L’ancienne Chancellerie de Bohême

Le vieux vienne du graben au burgtheater

L’ancienne Chancellerie de Bohême

Et maintenant, il est temps de quitter la Judenplatz pour aller voir l’une des rares églises gothiques de Vienne, l’église Maria am Gestade. Pour nous y rendre, tournons le dos à la Kurrentgasse, la rue par laquelle nous sommes arrivés. Devant nous, de l’autre côté de la place, un long bâtiment c’est l’ancienne Chancellerie de Bohême à l’austère et lourde façade. À gauche de la chancellerie, la petite ruelle Futterergasse. On se retrouve à son entrée.

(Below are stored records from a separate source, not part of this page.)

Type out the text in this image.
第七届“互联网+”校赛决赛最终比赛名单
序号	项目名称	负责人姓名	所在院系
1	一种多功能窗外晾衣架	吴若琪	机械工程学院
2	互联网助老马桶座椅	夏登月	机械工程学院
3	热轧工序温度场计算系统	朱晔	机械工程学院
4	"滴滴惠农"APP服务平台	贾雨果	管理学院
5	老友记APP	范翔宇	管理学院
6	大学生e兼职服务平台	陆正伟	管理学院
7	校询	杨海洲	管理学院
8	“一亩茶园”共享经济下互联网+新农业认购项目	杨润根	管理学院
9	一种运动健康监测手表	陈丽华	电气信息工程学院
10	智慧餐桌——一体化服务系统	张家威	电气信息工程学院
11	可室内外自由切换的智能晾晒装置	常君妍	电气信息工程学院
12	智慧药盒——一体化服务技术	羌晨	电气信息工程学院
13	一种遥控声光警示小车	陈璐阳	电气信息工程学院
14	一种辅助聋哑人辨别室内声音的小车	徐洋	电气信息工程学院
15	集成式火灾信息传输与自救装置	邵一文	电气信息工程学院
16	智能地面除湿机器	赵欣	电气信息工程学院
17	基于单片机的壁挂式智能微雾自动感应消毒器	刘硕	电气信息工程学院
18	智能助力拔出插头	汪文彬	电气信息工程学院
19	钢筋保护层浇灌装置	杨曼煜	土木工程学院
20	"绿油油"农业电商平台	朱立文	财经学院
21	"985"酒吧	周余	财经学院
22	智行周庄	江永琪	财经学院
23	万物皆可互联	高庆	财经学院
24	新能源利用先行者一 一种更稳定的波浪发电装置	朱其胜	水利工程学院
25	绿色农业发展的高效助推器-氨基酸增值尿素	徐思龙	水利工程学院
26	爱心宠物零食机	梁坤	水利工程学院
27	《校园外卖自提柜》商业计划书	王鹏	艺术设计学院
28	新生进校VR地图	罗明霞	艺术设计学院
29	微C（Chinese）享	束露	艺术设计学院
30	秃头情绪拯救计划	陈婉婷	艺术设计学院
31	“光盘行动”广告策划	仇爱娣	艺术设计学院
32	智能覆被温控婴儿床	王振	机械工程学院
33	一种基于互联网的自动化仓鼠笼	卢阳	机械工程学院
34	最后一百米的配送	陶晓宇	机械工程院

Vous êtes à l’entrée de la Futterergasse. Comme vous le voyez, elle relie la Judenplatz à une autre rue, la Wipplingerstrasse. Sur votre droite toujours la Chancellerie de Bohême, le bâtiment imposant, occupe tout un îlot. Enfonçons nous dans la Jordangasse, prenons la première rue sur notre droite et arrêtons-nous devant le N°7 pour admirer le portail de la Chancellerie.
Vous êtes maintenant au N°7 de la Wipplingerstrasse juste devant le portail de la monumentale Chancellerie de Bohême. Autrefois, dès le Haut Moyen-âge, le titre de chancelier était porté par un haut dignitaire de l'Eglise Catholique qui assistait le souverain pour les affaires judiciaires. Le Chancelier avait notamment pour tâche d'apposer le Sceau Royal sur les Édits d'où, cette appellation de "Garde des Sceaux" encore utilisée notamment en France. Dans l’Empire des Habsbourg chacun des grands Etats possédait une Chancellerie. Ainsi, la Chancellerie de Bohême était chargée des affaires de Bohême au nom de l’empereur qui portait le titre de roi de Bohême, possessions héréditaires des Habsbourg depuis mille cinq cent vingt-sept. La Bohême était considérée comme le joyau de la couronne, province riche, peuplée et déterminante sur le plan politique pour les Habsbourg. La façade de la Chancellerie dans sa massivité est là pour nous le rappeler. La construction du bâtiment a été confiée à l’un des ténors de l’architecture baroque viennoise  Johann Bernhard Fischer von Erlach. Ce bâtisseur hors pair était à l’aise dans tous les domaines, de l’orfèvrerie à l’architecture en passant par la sculpture (souvenez-vous, la colonne de la peste sur le Graben c’était lui !) Ici Fischer von Erlach est dans son registre le plus habituel : l’architecture palatiale. Regardons ensemble la façade de ce palais qui passe pour être l’une des plus belles réalisations de Vienne.

Seule cette partie de la façade est l’œuvre de Fischer von Erlach, pour le reste, le palais a été agrandi au milieu du dix-huitième siècle bien après la mort de l’architecte. Ceci nous permet de noter le contraste entre la finesse du portail originel et le reste du bâtiment.

L’organisation plastique de la façade est simple, elle s’ordonne autour d’un corps central composé de trois niveaux, le tout couronné par un fronton triangulaire. Chacun des étages est divisé en trois travées. Le plus impressionnant reste le rez-de-chaussée. L’ensemble est traité à la manière d’un arc de triomphe pour mieux mettre en valeur le bâtiment. Le portail assez haut et agrémenté de deux solides atlantes, ces statues d’hommes qui soutiennent un beau balcon en fer forgé. Le passage vers l’étage noble se fait le plus naturellement du monde et la corniche saillante qui court entre les deux étages joue pleinement son rôle rythmique, mettant délicatement en valeur les nuances décoratives entre un rez-de-chaussée martial avec ses figures masculines prisonnières de la pierre et un étage noble où d’élégantes statues se détachent de la façade. Observez aussi la décoration très riche des fenêtres couronnées, au centre de l’emblème de la Bohême. Ajoutons que l’exiguïté de la rue accentue d’autant la sensation d’élévation de cette façade. On est loin ici de la lourdeur de la façade qui donne sur le Judenplatz.